The first tells you little and shows you nothing. It is just some panel bezel, so why would you trust somebody so incompetent, and can't spell "wrench"? The waterproofing ability is about the same as what you can expect from the second one, and the comment nay not apply to the bezel anyway.

The second one is about twice the price and with half the cable of what you can get on eBay. They are available with or without a 3-pin connector and cable up to 5m.They are just fine for testing in a glass of water but, if you need to get serious, it would make sense to slide back the cover and add some silicon goo. If you are really serious, you might consider a thermowell, but I have not seen a store-bought one specifically for DS18B20. I have also seen a screw-in pressure fitting DS18B20 - once. It's rarity was probably reflected in its price.

The ones I have bought and used are not water proof for extended use - often just sealed with a blob of silicon. I think they are really saying the tip is water proof , not the cable entry .
As suggested use a thermowell or make your own from a length of copper pipe with a sealed end and push one of these sensors down that .

I've seen the same thing I thing, prolonged use leads to failure. Silicone, not silicon (that would be waterproof!!)

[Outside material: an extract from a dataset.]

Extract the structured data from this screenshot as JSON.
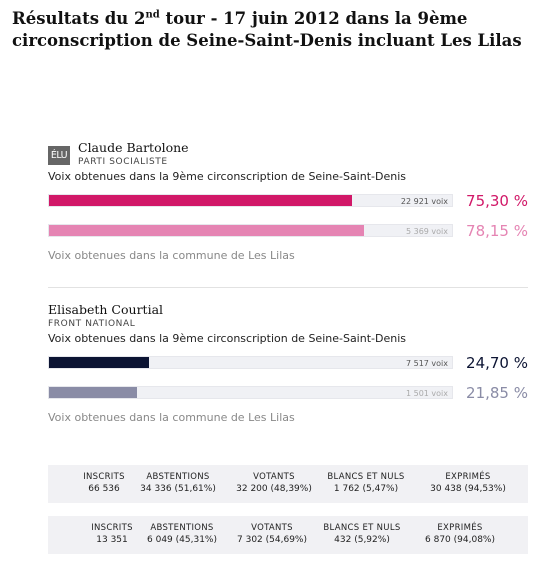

One of the main reasons to enclose a temperature sensor in metal is to make it less sensitive to radiant heat so it can more accurately track the temperature of what it is clamped to. Errors of a degree or more are easily possible with a black epoxy heat sensor due to it absorbing radiant heat (far IR radiation). Most bare metals reflect heat radiation very efficiently.

MarkT:
Silicone, not silicon.

Oops

One of the main reasons to enclose a temperature sensor in metal is to make it less sensitive to
radiant heat so it can more accurately track the temperature of what it is clamped to. Errors of a
degree or more are easily possible with a black epoxy heat sensor due to it absorbing radiant
heat (far IR radiation). Most bare metals reflect heat radiation very efficiently.

I have made up a couple of thermowells but only one is in use. It did not seem to work any different from the sensor clamped to the pipe under insulation. This was over a range of 12>36C, but I don’t think that would be critical. Heat sink paste was used in both intances.

Thank you for your hints.
I got the first one type yesterday by mail. It looks like really waterproof - cable and sensor were sealed with polyurethane or silicone. I will test it with salt water up to 100°C.